Heizungsgesetz / Wärmenetzplanung:
© Stadt GrimmaDas offiziell als Gebäudeenergiegesetz (Heizungsgesetz) bezeichnete Gesetz hat mehr Unklarheit als Klarheit gestiftet. Oft werden an uns Fragen herangetragen, wann mit einer Substituierung des jetzt anliegenden Stadtgases durch Wasserstoff zu rechnen ist. Hierzu kann unsererseits keinerlei Aussage getroffen werden. Aus meiner Sicht ist die Energieversorgung mit Wasserstoff noch nicht über das Stadium einer sehr emotional-ideologisch geführten Diskussion hinausgereift. Aufgrund des bekanntermaßen sehr schlechten Wirkungsgrades bei der sogenannten Hydrolyse und der daraus resultierenden notwendigen Strommengen, ist aus meiner Sicht in den nächsten Jahrzehnten nicht mit einer Umstellung von Gas auf Wasserstoff zu rechnen. Gleiches gilt zur sogenannten Kommunalen Wärmenetzplanung. Die Stadt Grimma verfügt bereits in hochverdichteten Ortslagen wie Grimma-Süd und -West über Wärmenetze; darüber hinaus in kleineren Insellagen, oft in Kombination mit Biogasanlagen und Blockheizkraftwerken, welche überschüssige Wärmemengen zu Heizzwecken einsetzen, durchaus über einige weitere Wärmenetze. Auf Landesebene gibt es zwischen den Kommunen die Abstimmung, dass eine Beauftragung eines Wärmenetzplanes sachsenweit durch die kommunale Familie erst stattfinden soll, wenn wie angekündigt, die finanziellen Mittel durch den Bund hierfür per Gesetz zur Verfügung gestellt werden. Insofern ist eine Prognose zur zeitlichen Umsetzung der sicher für die nächsten Jahre durchzuführenden Wärmenetzplanung nicht möglich.
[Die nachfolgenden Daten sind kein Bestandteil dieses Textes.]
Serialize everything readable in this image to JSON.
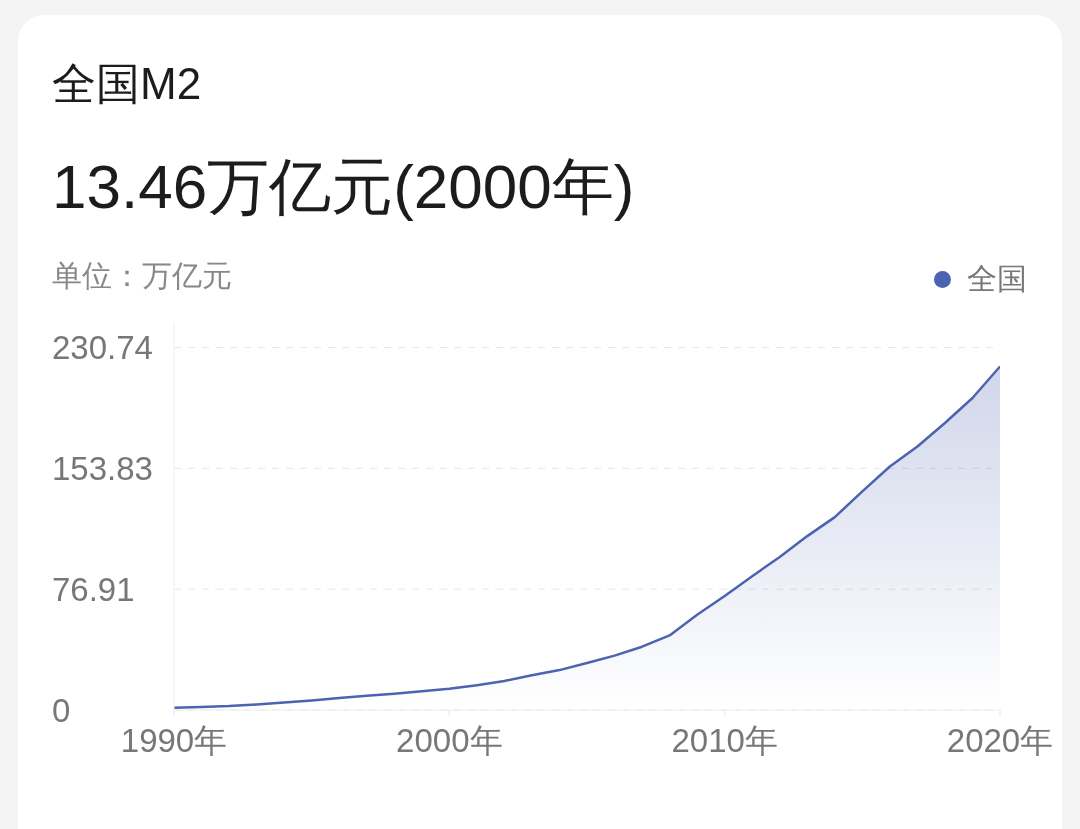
{
  "chart_data": {
    "type": "area",
    "title": "全国M2",
    "subtitle": "13.46万亿元(2000年)",
    "ylabel": "单位：万亿元",
    "x": [
      1990,
      1991,
      1992,
      1993,
      1994,
      1995,
      1996,
      1997,
      1998,
      1999,
      2000,
      2001,
      2002,
      2003,
      2004,
      2005,
      2006,
      2007,
      2008,
      2009,
      2010,
      2011,
      2012,
      2013,
      2014,
      2015,
      2016,
      2017,
      2018,
      2019,
      2020
    ],
    "series": [
      {
        "name": "全国",
        "color": "#4b63b0",
        "values": [
          1.5,
          1.9,
          2.5,
          3.5,
          4.7,
          6.1,
          7.6,
          9.1,
          10.4,
          12.0,
          13.46,
          15.8,
          18.5,
          22.1,
          25.4,
          29.9,
          34.6,
          40.3,
          47.5,
          60.6,
          72.6,
          85.2,
          97.4,
          110.7,
          122.8,
          139.2,
          155.0,
          167.7,
          182.7,
          198.6,
          218.7
        ]
      }
    ],
    "xlim": [
      1990,
      2020
    ],
    "xticks": [
      {
        "value": 1990,
        "label": "1990年"
      },
      {
        "value": 2000,
        "label": "2000年"
      },
      {
        "value": 2010,
        "label": "2010年"
      },
      {
        "value": 2020,
        "label": "2020年"
      }
    ],
    "ylim": [
      0,
      247
    ],
    "yticks": [
      0,
      76.91,
      153.83,
      230.74
    ],
    "grid": "y",
    "legend": "top right"
  }
}
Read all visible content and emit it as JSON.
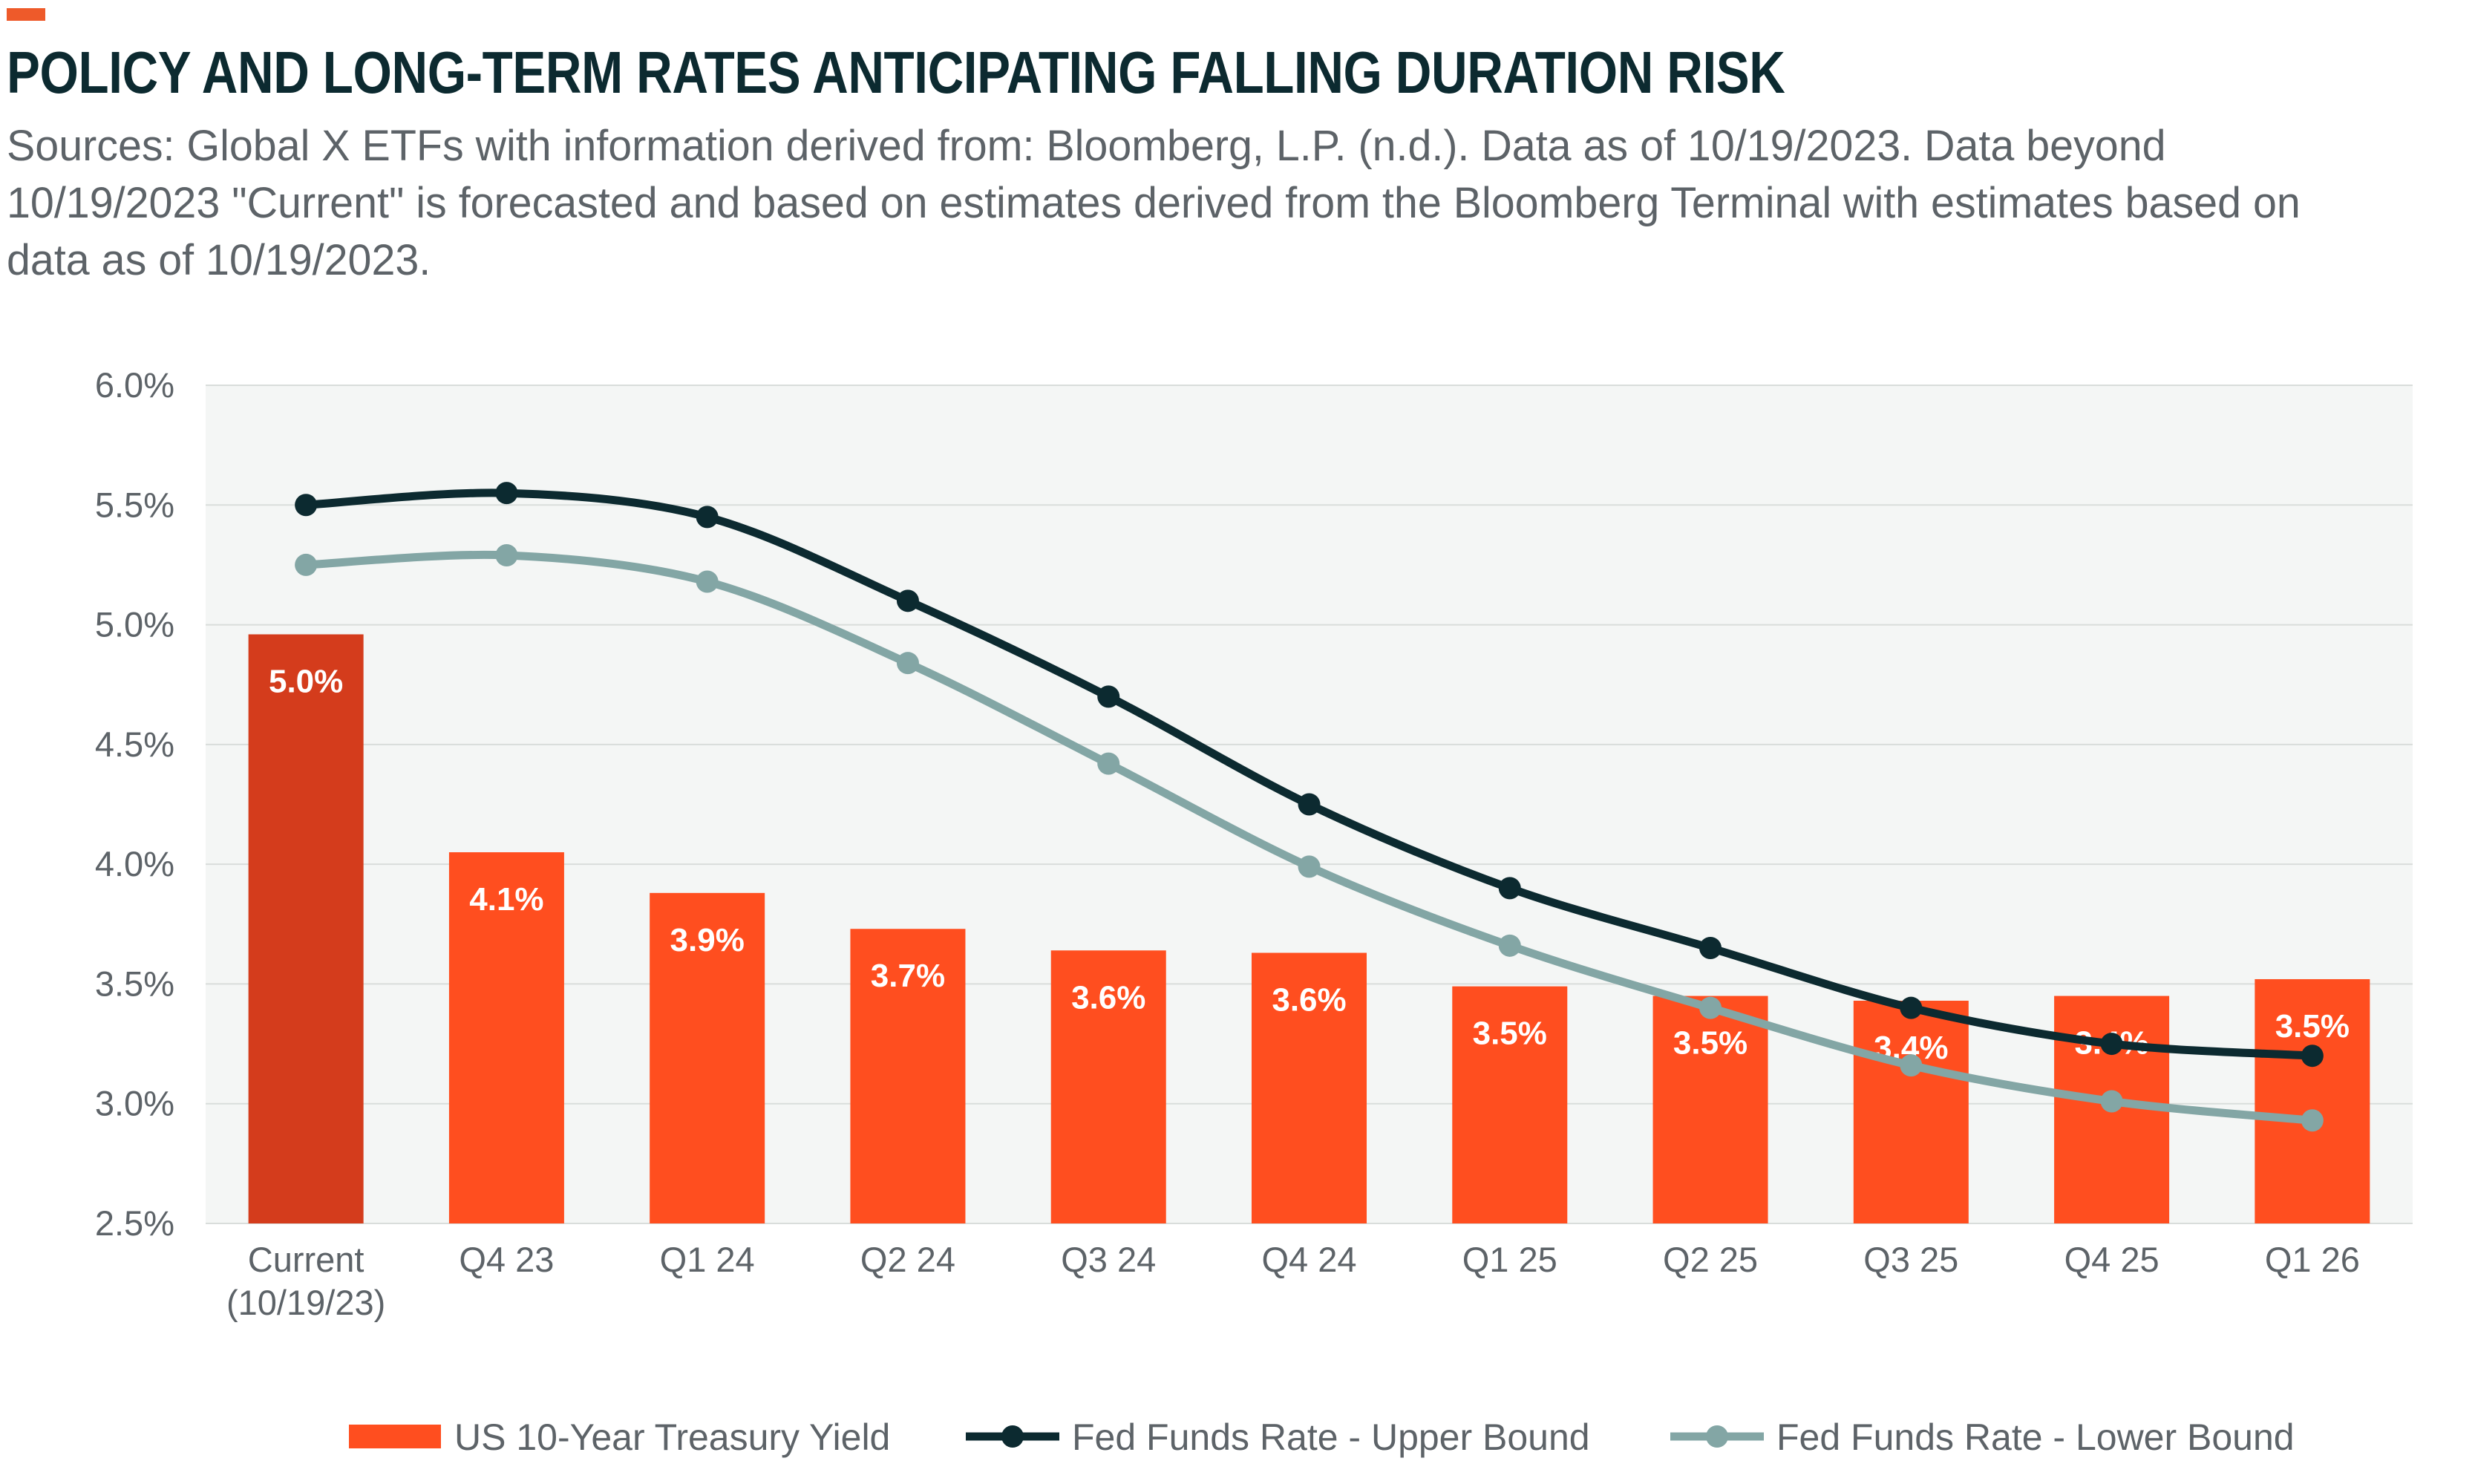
{
  "title": "POLICY AND LONG-TERM RATES ANTICIPATING FALLING DURATION RISK",
  "subtitle": "Sources: Global X ETFs with information derived from: Bloomberg, L.P. (n.d.). Data as of 10/19/2023. Data beyond 10/19/2023 \"Current\" is forecasted and based on estimates derived from the Bloomberg Terminal with estimates based on data as of 10/19/2023.",
  "colors": {
    "accent": "#ee5a2a",
    "title": "#0c2a30",
    "text": "#5d6368",
    "plot_background": "#f4f6f5",
    "gridline": "#d9dddb",
    "bar": "#ff4e1f",
    "bar_current": "#d43c1c",
    "upper_bound": "#0c2a30",
    "lower_bound": "#83a6a5"
  },
  "chart_data": {
    "type": "bar",
    "categories": [
      "Current (10/19/23)",
      "Q4 23",
      "Q1 24",
      "Q2 24",
      "Q3 24",
      "Q4 24",
      "Q1 25",
      "Q2 25",
      "Q3 25",
      "Q4 25",
      "Q1 26"
    ],
    "category_label_lines": [
      [
        "Current",
        "(10/19/23)"
      ],
      [
        "Q4 23"
      ],
      [
        "Q1 24"
      ],
      [
        "Q2 24"
      ],
      [
        "Q3 24"
      ],
      [
        "Q4 24"
      ],
      [
        "Q1 25"
      ],
      [
        "Q2 25"
      ],
      [
        "Q3 25"
      ],
      [
        "Q4 25"
      ],
      [
        "Q1 26"
      ]
    ],
    "series": [
      {
        "name": "US 10-Year Treasury Yield",
        "type": "bar",
        "values": [
          4.96,
          4.05,
          3.88,
          3.73,
          3.64,
          3.63,
          3.49,
          3.45,
          3.43,
          3.45,
          3.52
        ],
        "data_labels": [
          "5.0%",
          "4.1%",
          "3.9%",
          "3.7%",
          "3.6%",
          "3.6%",
          "3.5%",
          "3.5%",
          "3.4%",
          "3.4%",
          "3.5%"
        ],
        "highlight_first": true
      },
      {
        "name": "Fed Funds Rate - Upper Bound",
        "type": "line",
        "values": [
          5.5,
          5.55,
          5.45,
          5.1,
          4.7,
          4.25,
          3.9,
          3.65,
          3.4,
          3.25,
          3.2
        ]
      },
      {
        "name": "Fed Funds Rate - Lower Bound",
        "type": "line",
        "values": [
          5.25,
          5.29,
          5.18,
          4.84,
          4.42,
          3.99,
          3.66,
          3.4,
          3.16,
          3.01,
          2.93
        ]
      }
    ],
    "ylim": [
      2.5,
      6.0
    ],
    "yticks": [
      2.5,
      3.0,
      3.5,
      4.0,
      4.5,
      5.0,
      5.5,
      6.0
    ],
    "ytick_labels": [
      "2.5%",
      "3.0%",
      "3.5%",
      "4.0%",
      "4.5%",
      "5.0%",
      "5.5%",
      "6.0%"
    ],
    "xlabel": "",
    "ylabel": "",
    "grid": true,
    "legend_position": "bottom-center"
  }
}
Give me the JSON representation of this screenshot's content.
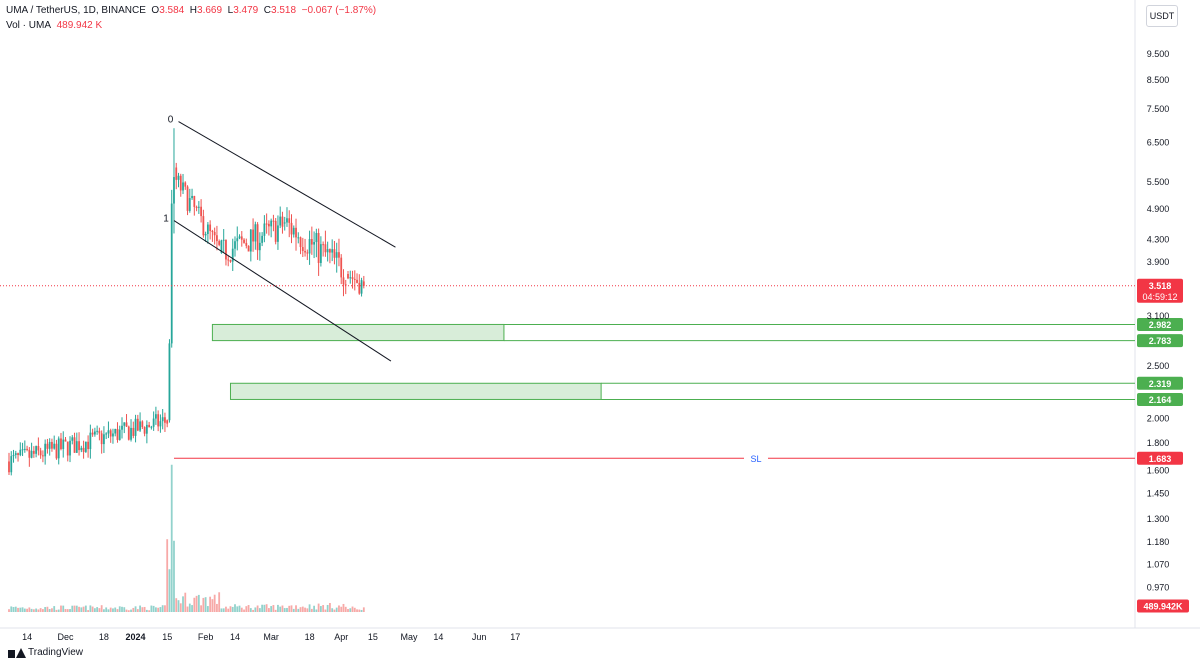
{
  "header": {
    "symbol": "UMA / TetherUS, 1D, BINANCE",
    "o_label": "O",
    "o_value": "3.584",
    "h_label": "H",
    "h_value": "3.669",
    "l_label": "L",
    "l_value": "3.479",
    "c_label": "C",
    "c_value": "3.518",
    "change": "−0.067 (−1.87%)",
    "vol_label": "Vol · UMA",
    "vol_value": "489.942 K"
  },
  "currency": "USDT",
  "branding": "TradingView",
  "colors": {
    "up": "#26a69a",
    "down": "#ef5350",
    "zone": "#4caf50",
    "sl": "#f23645",
    "price": "#f23645",
    "channel": "#131722"
  },
  "chart_data": {
    "type": "candlestick",
    "scale": "log",
    "ylim": [
      0.93,
      10.5
    ],
    "y_ticks": [
      "9.500",
      "8.500",
      "7.500",
      "6.500",
      "5.500",
      "4.900",
      "4.300",
      "3.900",
      "3.100",
      "2.500",
      "2.000",
      "1.800",
      "1.600",
      "1.450",
      "1.300",
      "1.180",
      "1.070",
      "0.970"
    ],
    "x_ticks": [
      "14",
      "Dec",
      "18",
      "2024",
      "15",
      "Feb",
      "14",
      "Mar",
      "18",
      "Apr",
      "15",
      "May",
      "14",
      "Jun",
      "17"
    ],
    "last_price": {
      "label": "3.518",
      "countdown": "04:59:12",
      "value": 3.518
    },
    "volume_label": "489.942K",
    "zones": [
      {
        "from": "2024-02-04",
        "to": "2024-06-12",
        "high": 2.982,
        "low": 2.783,
        "high_label": "2.982",
        "low_label": "2.783"
      },
      {
        "from": "2024-02-12",
        "to": "2024-07-25",
        "high": 2.319,
        "low": 2.164,
        "high_label": "2.319",
        "low_label": "2.164"
      }
    ],
    "stop_loss": {
      "label": "SL",
      "value": 1.683,
      "value_label": "1.683",
      "from": "2024-01-18"
    },
    "channel": {
      "upper": [
        [
          "2024-01-20",
          7.1
        ],
        [
          "2024-04-25",
          4.15
        ]
      ],
      "lower": [
        [
          "2024-01-18",
          4.65
        ],
        [
          "2024-04-23",
          2.55
        ]
      ],
      "upper_tag": "0",
      "lower_tag": "1"
    },
    "segments": [
      {
        "from": "2023-11-06",
        "to": "2024-01-14",
        "start": 1.66,
        "end": 1.97,
        "noise": 0.045,
        "vol": 0.06,
        "dir": [
          0.0,
          0.05,
          -0.02,
          0.06,
          0.03,
          -0.03,
          0.05,
          0.04,
          -0.05,
          0.02
        ]
      },
      {
        "from": "2024-01-15",
        "to": "2024-01-17",
        "start": 1.98,
        "end": 5.2,
        "noise": 0.05,
        "vol": 0.7
      },
      {
        "from": "2024-01-18",
        "to": "2024-02-07",
        "start": 5.6,
        "end": 4.1,
        "noise": 0.05,
        "vol": 0.18
      },
      {
        "from": "2024-02-08",
        "to": "2024-03-06",
        "start": 4.05,
        "end": 4.55,
        "noise": 0.06,
        "vol": 0.07
      },
      {
        "from": "2024-03-07",
        "to": "2024-04-03",
        "start": 4.6,
        "end": 3.75,
        "noise": 0.07,
        "vol": 0.08
      },
      {
        "from": "2024-04-04",
        "to": "2024-04-11",
        "start": 3.7,
        "end": 3.52,
        "noise": 0.05,
        "vol": 0.05
      }
    ]
  }
}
Liebe Grimmaerinnen und Grimmaer, wie Sie den vorstehenden Ausführungen entnehmen konnten, ist das Thema Energie zurzeit mit sehr vielen Unbekannten behaftet. Wie so oft im Leben zwingt uns die teilweise aus überheblicher Ideologie, teilweise aus objektiven Gründen resultierende energetische Situation zum Umdenken, um auch für die Zukunft über genügend Energie für Wirtschaft und das allgemeine Leben zu verfügen. Wir sollten darin durchaus eine Chance sehen und selbstbestimmt für unsere Stadt die Themen anfassen.
Ich würde mich freuen, wenn Sie sich dabei aktiv mit einbringen und stehe jederzeit für Ihre Fragen und Meinungen zur Verfügung.